Kevin Seltzer, one half of St. Louis dining duo Gentlemen of Chicken, has good things to say about the city’s traditional purveyors of fried chicken. Once a month, he and buddy Derek Coleman break from their day jobs to sample the offerings at establishments ranging from Krispy Krunchy Chicken (franchised inside convenience stores and food courts) to The Libertine. Some of his favorite chicken is found at Friendly’s Sports Bar & Grill, Frank and Helen’s Pizzeria, Smitty’s Food & Drink and The Original Crusoe’s.

“I don’t generally experience much of a difference in quality from the family place and the gourmet one,” Seltzer said.

His introduction to fried chicken – family eating contests during which legs, wings, thighs and breasts were each assigned point values – underscores the friendly competition the food elicits, especially among St. Louisans, who aren’t shy about their poultry pride.

“There’s only one legendary fried chicken in St. Louis, and of course, that’s Hodak’s,” said Steve Connors, who’s been bartending at that Benton Park icon for a quarter of a century.

The menu at Crusoe’s, meanwhile, calls its fried chicken the “Best in all of St. Louis.”

“I do have a petition here saying we have better chicken than Hodak’s,” said Chad Schluter, Crusoe’s general and kitchen manager. “Couple of thousand signatures on it. They sell more chicken than I do, but we think ours is the best.”

While the classic joints crow about their chicken, chefs at the newer restaurants have adopted a humbler approach.

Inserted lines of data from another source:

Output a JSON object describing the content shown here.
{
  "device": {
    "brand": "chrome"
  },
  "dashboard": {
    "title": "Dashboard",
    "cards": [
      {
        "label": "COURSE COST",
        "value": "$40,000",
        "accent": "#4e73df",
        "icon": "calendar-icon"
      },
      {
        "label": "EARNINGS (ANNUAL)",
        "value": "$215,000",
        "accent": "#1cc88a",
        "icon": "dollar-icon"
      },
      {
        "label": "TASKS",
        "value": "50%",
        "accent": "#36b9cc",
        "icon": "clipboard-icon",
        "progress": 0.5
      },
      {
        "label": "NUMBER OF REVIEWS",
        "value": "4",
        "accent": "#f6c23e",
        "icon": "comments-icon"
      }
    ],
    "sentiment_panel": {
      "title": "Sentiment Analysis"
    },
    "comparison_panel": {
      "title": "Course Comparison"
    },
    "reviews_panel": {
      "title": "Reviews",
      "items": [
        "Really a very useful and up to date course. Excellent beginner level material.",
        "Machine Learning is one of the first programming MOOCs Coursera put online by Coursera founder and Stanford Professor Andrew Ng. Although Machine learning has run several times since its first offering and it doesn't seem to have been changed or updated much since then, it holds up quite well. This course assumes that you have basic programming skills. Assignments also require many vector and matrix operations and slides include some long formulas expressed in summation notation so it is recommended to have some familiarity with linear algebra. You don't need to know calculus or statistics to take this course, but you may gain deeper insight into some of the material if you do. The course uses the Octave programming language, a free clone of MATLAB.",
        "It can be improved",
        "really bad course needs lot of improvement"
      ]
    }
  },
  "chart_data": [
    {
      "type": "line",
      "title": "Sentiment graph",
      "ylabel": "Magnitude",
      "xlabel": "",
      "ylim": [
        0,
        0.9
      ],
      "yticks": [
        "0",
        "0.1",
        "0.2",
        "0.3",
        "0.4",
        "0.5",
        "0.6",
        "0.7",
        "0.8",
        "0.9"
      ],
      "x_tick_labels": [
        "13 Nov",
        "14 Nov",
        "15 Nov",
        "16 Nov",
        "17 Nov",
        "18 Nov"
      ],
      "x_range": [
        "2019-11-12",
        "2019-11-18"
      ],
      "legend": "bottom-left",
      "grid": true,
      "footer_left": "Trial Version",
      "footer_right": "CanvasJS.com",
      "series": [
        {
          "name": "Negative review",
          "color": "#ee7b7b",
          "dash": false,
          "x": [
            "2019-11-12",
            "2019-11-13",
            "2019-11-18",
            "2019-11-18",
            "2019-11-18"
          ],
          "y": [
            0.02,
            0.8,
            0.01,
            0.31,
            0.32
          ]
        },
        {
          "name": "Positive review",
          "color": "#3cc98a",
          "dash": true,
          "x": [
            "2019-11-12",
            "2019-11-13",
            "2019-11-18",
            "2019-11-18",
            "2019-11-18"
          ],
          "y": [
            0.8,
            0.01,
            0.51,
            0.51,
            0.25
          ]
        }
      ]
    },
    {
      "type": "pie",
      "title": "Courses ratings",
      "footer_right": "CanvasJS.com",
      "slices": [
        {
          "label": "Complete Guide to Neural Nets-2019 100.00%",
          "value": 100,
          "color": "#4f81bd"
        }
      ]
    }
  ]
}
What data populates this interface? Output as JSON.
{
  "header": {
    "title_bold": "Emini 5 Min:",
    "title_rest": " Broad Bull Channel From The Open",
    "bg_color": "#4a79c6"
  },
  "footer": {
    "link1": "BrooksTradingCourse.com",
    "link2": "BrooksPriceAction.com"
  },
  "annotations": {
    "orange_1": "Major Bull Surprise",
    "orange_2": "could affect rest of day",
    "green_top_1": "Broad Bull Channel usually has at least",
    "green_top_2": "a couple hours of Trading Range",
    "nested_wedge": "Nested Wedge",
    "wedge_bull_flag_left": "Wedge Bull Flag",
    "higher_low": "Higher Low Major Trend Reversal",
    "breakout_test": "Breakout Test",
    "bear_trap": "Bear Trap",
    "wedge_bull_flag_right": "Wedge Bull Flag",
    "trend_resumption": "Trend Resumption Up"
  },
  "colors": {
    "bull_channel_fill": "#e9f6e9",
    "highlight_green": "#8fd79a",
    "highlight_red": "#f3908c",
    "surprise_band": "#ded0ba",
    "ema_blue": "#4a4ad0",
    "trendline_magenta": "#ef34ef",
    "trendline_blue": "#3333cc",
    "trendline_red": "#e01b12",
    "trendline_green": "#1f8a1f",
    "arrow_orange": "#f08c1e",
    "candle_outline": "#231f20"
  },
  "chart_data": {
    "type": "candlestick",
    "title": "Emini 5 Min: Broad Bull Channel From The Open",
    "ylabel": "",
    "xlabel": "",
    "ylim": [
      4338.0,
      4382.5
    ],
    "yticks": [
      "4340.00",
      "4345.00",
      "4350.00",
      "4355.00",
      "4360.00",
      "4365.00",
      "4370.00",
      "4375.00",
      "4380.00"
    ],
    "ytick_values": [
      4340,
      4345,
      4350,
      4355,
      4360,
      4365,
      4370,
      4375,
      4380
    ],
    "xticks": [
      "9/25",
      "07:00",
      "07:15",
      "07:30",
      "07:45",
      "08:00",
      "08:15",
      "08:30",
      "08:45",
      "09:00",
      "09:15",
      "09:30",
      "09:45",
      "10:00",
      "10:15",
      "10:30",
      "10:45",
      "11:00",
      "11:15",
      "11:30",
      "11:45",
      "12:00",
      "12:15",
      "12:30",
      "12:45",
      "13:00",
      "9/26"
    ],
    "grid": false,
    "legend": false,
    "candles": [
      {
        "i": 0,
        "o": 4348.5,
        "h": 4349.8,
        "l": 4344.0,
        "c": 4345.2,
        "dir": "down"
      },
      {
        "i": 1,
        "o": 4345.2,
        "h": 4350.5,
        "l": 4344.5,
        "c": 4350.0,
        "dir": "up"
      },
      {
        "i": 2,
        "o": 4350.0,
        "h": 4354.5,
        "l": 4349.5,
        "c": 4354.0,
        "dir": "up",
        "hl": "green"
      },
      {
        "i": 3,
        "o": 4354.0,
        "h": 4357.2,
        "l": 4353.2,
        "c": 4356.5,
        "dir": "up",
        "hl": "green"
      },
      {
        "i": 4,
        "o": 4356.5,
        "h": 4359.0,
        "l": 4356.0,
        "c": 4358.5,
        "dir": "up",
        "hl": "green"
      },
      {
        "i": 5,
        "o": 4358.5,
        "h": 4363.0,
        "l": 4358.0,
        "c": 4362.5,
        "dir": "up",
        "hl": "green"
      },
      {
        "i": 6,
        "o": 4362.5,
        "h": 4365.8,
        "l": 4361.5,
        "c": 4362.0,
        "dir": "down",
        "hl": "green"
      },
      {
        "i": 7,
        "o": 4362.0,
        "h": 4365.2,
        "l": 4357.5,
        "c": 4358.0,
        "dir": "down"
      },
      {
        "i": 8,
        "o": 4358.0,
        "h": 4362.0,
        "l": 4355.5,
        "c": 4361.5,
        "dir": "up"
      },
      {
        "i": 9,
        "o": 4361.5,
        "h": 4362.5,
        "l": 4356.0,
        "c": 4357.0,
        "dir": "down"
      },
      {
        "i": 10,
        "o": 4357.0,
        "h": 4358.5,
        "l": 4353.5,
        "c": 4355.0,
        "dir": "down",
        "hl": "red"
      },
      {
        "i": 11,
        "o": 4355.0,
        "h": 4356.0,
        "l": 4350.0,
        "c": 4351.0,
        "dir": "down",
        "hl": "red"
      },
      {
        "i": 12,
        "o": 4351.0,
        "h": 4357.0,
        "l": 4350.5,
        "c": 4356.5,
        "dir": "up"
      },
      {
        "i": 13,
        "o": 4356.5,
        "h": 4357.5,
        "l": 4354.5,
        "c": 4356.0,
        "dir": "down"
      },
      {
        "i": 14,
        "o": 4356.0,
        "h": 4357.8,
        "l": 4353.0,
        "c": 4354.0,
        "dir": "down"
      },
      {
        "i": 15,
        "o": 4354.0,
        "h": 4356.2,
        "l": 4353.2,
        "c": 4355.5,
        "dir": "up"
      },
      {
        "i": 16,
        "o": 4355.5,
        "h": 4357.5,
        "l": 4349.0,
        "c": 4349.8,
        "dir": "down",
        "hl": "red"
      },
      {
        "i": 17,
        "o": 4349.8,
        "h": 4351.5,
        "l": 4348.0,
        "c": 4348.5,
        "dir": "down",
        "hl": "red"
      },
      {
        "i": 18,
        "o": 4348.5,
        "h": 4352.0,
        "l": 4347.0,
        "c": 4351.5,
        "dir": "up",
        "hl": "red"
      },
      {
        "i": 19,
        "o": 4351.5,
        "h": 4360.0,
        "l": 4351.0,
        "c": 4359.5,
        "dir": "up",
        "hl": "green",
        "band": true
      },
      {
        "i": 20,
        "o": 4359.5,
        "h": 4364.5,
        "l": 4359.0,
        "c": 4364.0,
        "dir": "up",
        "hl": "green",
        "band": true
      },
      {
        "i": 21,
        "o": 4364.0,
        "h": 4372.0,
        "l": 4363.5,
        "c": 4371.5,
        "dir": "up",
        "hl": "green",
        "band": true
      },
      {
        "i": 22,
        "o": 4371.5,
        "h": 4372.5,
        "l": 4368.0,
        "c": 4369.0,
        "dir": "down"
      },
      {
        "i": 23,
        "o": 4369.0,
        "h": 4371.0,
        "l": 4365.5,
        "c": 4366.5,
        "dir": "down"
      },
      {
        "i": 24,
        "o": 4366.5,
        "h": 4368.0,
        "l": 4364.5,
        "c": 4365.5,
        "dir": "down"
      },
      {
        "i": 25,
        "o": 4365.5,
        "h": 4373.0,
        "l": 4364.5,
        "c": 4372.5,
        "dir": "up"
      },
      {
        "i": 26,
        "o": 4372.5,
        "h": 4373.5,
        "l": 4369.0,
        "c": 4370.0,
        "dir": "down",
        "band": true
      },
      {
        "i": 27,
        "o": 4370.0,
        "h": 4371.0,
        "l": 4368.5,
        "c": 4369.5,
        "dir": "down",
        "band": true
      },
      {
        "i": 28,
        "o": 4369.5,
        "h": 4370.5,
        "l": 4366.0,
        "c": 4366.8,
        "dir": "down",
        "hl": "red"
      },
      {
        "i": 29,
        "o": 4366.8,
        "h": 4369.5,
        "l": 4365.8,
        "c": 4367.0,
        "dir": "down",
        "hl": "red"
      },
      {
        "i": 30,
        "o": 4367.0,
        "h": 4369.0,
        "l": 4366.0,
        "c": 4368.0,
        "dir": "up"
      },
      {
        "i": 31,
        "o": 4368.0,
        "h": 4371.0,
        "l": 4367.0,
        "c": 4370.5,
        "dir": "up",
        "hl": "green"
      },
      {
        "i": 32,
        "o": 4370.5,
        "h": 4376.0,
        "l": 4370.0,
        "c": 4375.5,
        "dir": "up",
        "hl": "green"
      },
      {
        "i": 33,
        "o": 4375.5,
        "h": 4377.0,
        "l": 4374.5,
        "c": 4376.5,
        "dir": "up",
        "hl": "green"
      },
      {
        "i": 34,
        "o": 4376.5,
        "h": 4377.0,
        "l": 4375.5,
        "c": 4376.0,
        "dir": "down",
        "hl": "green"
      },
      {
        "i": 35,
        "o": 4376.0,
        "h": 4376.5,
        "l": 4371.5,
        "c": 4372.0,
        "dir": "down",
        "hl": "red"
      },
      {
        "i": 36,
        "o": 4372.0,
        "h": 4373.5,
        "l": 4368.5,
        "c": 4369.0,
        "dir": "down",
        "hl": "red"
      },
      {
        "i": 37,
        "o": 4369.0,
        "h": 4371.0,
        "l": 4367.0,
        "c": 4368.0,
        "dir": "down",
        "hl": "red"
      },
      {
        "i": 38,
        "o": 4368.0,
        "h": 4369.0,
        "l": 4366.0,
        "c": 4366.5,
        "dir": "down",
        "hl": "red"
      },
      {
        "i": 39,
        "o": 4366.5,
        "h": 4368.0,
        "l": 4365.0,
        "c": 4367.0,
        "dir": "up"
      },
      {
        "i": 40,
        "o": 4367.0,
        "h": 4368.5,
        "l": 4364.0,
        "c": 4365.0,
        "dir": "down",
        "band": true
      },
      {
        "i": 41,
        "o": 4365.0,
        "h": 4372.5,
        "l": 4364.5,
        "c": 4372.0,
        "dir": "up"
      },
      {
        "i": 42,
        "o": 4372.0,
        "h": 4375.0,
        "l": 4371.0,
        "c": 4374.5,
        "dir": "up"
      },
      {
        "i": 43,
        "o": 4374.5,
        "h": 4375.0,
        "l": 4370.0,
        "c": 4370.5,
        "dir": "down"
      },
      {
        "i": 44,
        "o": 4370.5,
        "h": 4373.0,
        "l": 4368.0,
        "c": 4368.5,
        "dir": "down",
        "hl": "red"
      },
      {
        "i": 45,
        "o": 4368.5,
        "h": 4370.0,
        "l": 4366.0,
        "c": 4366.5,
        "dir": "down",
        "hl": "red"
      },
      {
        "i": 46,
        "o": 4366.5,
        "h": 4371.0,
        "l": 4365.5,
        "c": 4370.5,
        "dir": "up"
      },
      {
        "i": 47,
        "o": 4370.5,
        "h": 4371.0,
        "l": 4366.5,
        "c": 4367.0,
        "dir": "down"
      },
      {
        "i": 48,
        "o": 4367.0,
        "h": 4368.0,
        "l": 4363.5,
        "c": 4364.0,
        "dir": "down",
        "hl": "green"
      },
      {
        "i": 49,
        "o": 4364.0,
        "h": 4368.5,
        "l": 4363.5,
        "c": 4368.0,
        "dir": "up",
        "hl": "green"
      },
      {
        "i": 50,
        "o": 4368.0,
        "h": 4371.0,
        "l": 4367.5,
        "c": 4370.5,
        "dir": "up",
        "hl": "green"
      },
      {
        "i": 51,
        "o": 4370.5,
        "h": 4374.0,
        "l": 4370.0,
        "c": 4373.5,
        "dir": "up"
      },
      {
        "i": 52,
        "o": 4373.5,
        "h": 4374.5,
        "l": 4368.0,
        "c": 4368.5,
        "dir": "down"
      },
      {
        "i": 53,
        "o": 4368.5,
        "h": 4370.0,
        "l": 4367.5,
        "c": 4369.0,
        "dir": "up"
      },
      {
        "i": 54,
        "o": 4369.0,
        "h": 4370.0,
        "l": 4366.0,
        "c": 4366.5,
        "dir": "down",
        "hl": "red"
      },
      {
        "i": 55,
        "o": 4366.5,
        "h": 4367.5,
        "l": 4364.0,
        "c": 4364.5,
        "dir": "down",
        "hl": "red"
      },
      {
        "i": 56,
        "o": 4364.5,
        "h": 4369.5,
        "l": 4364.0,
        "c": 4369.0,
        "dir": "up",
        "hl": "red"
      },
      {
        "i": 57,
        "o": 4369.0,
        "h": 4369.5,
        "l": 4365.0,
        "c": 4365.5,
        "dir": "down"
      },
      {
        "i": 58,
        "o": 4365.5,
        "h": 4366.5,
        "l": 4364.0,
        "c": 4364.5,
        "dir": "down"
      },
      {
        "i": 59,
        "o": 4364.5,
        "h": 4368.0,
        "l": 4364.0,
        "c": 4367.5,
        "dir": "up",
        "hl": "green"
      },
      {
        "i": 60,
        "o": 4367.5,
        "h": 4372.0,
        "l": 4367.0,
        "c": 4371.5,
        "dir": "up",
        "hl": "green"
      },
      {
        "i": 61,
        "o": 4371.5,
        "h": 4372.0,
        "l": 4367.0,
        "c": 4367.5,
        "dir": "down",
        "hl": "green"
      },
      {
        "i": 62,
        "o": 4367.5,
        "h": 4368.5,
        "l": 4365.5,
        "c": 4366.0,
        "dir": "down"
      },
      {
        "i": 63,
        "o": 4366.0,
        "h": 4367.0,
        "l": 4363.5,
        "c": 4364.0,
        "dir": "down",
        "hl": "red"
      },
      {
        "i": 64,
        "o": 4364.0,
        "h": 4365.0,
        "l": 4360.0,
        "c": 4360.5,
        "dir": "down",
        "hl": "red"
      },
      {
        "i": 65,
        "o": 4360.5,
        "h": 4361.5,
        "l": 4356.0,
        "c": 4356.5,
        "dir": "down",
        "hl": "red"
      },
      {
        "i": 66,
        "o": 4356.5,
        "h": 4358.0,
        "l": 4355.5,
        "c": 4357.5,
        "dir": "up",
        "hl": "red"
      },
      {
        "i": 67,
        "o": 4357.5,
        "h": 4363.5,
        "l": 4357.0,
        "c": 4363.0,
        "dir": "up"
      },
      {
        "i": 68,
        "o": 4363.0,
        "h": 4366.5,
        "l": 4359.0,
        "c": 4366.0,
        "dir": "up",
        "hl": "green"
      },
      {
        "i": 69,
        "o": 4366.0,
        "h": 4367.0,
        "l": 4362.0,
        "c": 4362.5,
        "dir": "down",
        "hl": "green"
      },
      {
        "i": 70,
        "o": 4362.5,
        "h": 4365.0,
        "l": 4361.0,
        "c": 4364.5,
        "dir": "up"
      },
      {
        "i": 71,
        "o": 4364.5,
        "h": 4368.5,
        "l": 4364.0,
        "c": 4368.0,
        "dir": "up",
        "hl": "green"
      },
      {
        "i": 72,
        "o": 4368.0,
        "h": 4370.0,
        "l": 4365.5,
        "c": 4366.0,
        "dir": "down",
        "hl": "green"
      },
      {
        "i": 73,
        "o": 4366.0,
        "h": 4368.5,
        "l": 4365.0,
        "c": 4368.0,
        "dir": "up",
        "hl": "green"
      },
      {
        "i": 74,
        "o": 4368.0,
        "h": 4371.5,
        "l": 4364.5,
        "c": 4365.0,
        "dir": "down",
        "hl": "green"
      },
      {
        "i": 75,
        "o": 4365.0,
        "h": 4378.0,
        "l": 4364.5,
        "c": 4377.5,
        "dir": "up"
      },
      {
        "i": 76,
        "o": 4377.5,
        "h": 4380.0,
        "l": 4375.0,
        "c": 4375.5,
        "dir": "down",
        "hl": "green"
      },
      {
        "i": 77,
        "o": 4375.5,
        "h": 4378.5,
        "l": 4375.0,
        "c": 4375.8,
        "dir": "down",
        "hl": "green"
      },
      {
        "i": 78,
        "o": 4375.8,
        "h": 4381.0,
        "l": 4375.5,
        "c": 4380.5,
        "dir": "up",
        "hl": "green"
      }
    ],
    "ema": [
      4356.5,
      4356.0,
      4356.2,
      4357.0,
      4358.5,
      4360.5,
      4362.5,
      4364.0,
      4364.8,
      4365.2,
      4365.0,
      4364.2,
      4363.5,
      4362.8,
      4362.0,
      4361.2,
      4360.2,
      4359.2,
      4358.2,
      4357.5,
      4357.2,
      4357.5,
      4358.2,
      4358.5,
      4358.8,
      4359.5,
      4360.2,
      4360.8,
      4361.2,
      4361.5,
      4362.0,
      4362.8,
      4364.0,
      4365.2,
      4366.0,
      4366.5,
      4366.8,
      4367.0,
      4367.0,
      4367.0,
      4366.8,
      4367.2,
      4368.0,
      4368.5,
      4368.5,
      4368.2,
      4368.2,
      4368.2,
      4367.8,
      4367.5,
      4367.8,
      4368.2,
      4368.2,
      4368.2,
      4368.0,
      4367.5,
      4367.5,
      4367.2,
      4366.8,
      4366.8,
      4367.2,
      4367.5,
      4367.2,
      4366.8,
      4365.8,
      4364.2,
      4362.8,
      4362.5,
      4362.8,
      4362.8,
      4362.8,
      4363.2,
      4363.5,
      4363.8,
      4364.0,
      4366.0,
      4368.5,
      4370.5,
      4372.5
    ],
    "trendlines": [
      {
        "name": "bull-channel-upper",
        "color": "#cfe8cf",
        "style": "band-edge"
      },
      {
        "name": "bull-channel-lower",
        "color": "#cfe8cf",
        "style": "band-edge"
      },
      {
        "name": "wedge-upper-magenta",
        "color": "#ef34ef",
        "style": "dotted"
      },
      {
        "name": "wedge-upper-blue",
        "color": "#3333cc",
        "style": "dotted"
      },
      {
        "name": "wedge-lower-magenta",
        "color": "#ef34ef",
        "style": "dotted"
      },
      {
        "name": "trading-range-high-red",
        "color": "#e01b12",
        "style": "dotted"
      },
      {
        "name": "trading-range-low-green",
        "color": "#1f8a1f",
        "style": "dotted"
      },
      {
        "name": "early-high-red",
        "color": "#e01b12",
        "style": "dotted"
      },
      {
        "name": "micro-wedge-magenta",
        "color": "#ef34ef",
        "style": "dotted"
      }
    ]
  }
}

“We never make claims to be your grandma’s fried chicken,” Poremba said. “We never make claims that this is a life-changing experience.” Galliano credits the old-timers for laying the foundation upon which he and his contemporaries build.

“We’re standing on their shoulders,” he said.

fried chicken from old standard // photo by jonathan gayman

The Old (and New) Standards
Despite their differences, restaurants new and old have formed a united front in the fight to take fried chicken back from the fast-food giants. The greatest innovation of the fried chicken renaissance is reaching back into the past to recapture what made us fall in love with the dish in the first place. The difference is in small details, such as the traditional cast-iron skillet Three Flags Tavern uses to cook its fried chicken, and large ones, like offering full or half-chicken portions that acknowledge chickens as animals rather than assemblages of parts. A conversation Braxton recently overheard on the bus about bad service at KFC convinced him that a new era of fried chicken had arrived.

“People are tired of fast-food fried chicken, and they want good, home-cooked fried chicken,” he said. “I think that’s why fried chicken is making a resurgence. People are getting back to their roots.”

Restoring fried chicken’s status as a food for special occasions is one way St. Louis chefs are pushing back against mass production. Farmhaus serves fried chicken as a blue-plate lunch special on Mondays; Smitty’s, as a dinner special on Wednesdays. The Libertine offers it only once a month at a $30 three-course dinner every second Sunday.

Some chefs are even co-opting the tools of fast-food restaurants. At The Libertine, Galliano uses a CVap, a specialized oven originally designed for KFC to keep food moist.
“This piece of equipment was designed to mass-produce fried chicken,” Galliano explained. “We’re all now using the same equipment, same technology, to retake this item that has been fast-food-ized, reclaiming this food that is so quintessentially American.”

And one new restaurant is taking back ground quite literally. When Byrd & Barrel starts dishing out fried chicken in the coming weeks, it will do so in a former Popeyes.